Mevlana insanın şahsiyetini şekillendiren ve onu “büyük adam” yani büyük bilim adamı, büyük sanatkâr, hatta bir dahi haline getirebilen faktörün “akla uyan” değil “akla yön veren ruhi güç “olduğunu belirterek, taklitçi olmayan özgün bilim- erdemli insan/büyük adam ilişkisine dikkat çekmektedir. 20.yüzyılda Beweridge ise bu konuda bilim insanının sezgiye ulaşması için incelediği konuya aşk derecesinde bir ilgi ile bağlanmasının gerekli olduğunu belirtmektedir (Bilgiseven 1992: 24–26). Buna göre asıl bilim icat edici unsurun, akla yön veren ruhi güç bağlamında gerçekleştiğine dikkat çekilmektedir. Böylece Mevlana’nın eğitim ile bireyin şahsiyetinin gelişmesinin özgün bilim potasında gelişimine yönelik etkileşimi, modern bilimce de artık kabul edildiğinden, söz konusu olan eğitim-şahsiyet inşacı yöntemi, zamanımızdan yaklaşık yediyüz yıl öncesinde oldukça doğru tespit ettiği anlaşılmaktadır. Bu da göstermektedir ki; Türk sosyo-kültürel sisteminin özüne uygun eğitim-insan şahsiyetinin özgün değerlere dayalı bilim inşasına yönelik bilginin, kültür bünyesinde mevcut olduğundan, günümüzde bunun yeniden yorumlanması gerekmektedir. Bu gereklidir, çünkü ancak bu yolla kalkınmış bir toplumu oluşturmak için, ruhi güce dayalı aklı, en üst seviyede kullanabilecek insan yeniden üretilebilinsin. Böylece de toplum kalkınması sağlanmış olur. Bunun sonucunda söz konusu toplum, diğer toplumlara göre de daha ileri bir noktaya yükselerek,”lider toplum” olmayı gerçekleştirmesi söz konusu olabilir.

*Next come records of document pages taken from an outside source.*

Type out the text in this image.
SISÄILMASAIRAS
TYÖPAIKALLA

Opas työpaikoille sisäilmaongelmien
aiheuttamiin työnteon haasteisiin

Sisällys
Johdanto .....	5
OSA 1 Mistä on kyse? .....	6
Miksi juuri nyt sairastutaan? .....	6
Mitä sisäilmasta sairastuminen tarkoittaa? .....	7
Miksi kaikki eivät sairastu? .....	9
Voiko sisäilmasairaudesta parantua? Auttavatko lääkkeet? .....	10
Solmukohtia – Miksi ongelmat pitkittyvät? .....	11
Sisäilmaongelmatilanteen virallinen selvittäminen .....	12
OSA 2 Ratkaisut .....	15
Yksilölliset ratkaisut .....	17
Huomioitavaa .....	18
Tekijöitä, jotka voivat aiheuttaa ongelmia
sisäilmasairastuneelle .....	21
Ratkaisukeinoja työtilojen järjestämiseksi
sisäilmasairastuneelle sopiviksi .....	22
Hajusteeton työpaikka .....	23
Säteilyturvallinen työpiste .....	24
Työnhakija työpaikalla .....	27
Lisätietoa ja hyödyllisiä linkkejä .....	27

Sonuç itibariyle Türk toplumunun özgün medeniyet anlayışına dayalı bir toplum inşası için, kültürünün özüne uygun olarak İslam medeniyeti ve Türk Kültür özelliklerinin birlikteliğinden hareketle yeni bir sosyal bilim anlayışını Türk Toplumu açısından hedeflemesi gerekmektedir. Ancak bu yolla milli+manevi merkezli anti-liberal zihniyet içerikli insan tipinin yani toplumun “erdemli insanları” yada “BÜYÜK ADAMLARI”nın ortaya çıkması mümkün olmaktadır. İşte bu insan tipi, 21.yüzyılın muhtemelen ikinci onlu yıllarının sonlarına doğru yeni bir kalkınmış toplumun/lider toplumun kurulması sürecinin gerçekleşmesini mümkün kılmaktadır. Böylece de toplumun değer-ahlak merkezli milli+manevi aklının korunması ve gelişmesi sağlanabilecektir. Buna göre Türk toplumu açısından özgün sosyal bilim anlayışı, Batı felsefesini de bilen, ancak sadece bununla hareket etmeyen yani taklitçi olmayan aydınının kendi milli-manevi kültür kodlarından hareketle, disiplinler arası ilişkiyi de dikkate alan bir mahiyet taşımasını içermektedir. Özgün sosyal bilimin, toplumun kültür ve zihniyet dünyasını yansıtması ve yerli bilgiyi içermesi yeteneğinden dolayı toplum-devlet-insan bütünleşmesini sağlamadaki en temel müessir olması gerçeğini idrakle,bilimden toplum kalkınmasına giden yolun açılması böylece gerçekleşmiş olabilecektir. Buna göre Türk toplumu, yeni dünya ilişkilerine, özgün bakıştan hareketle bilgi üreterek, süreci anlama, çözümleyici bilgi üretme ve gelişmeleri kendine lehine çevirebilme kişiliğine sahip olarak, lider toplum inşasını gerçekleştirebilir bir noktaya taşınması mümkün görülmektedir. Bunun en önemli ip uçları ise günümüz Türkiye’sinin dış dünya ile ilgili tavırlarının uluslararası alanda yeni bir vizyon bağlamında kabul görmesinden anlaşılabilmektedir.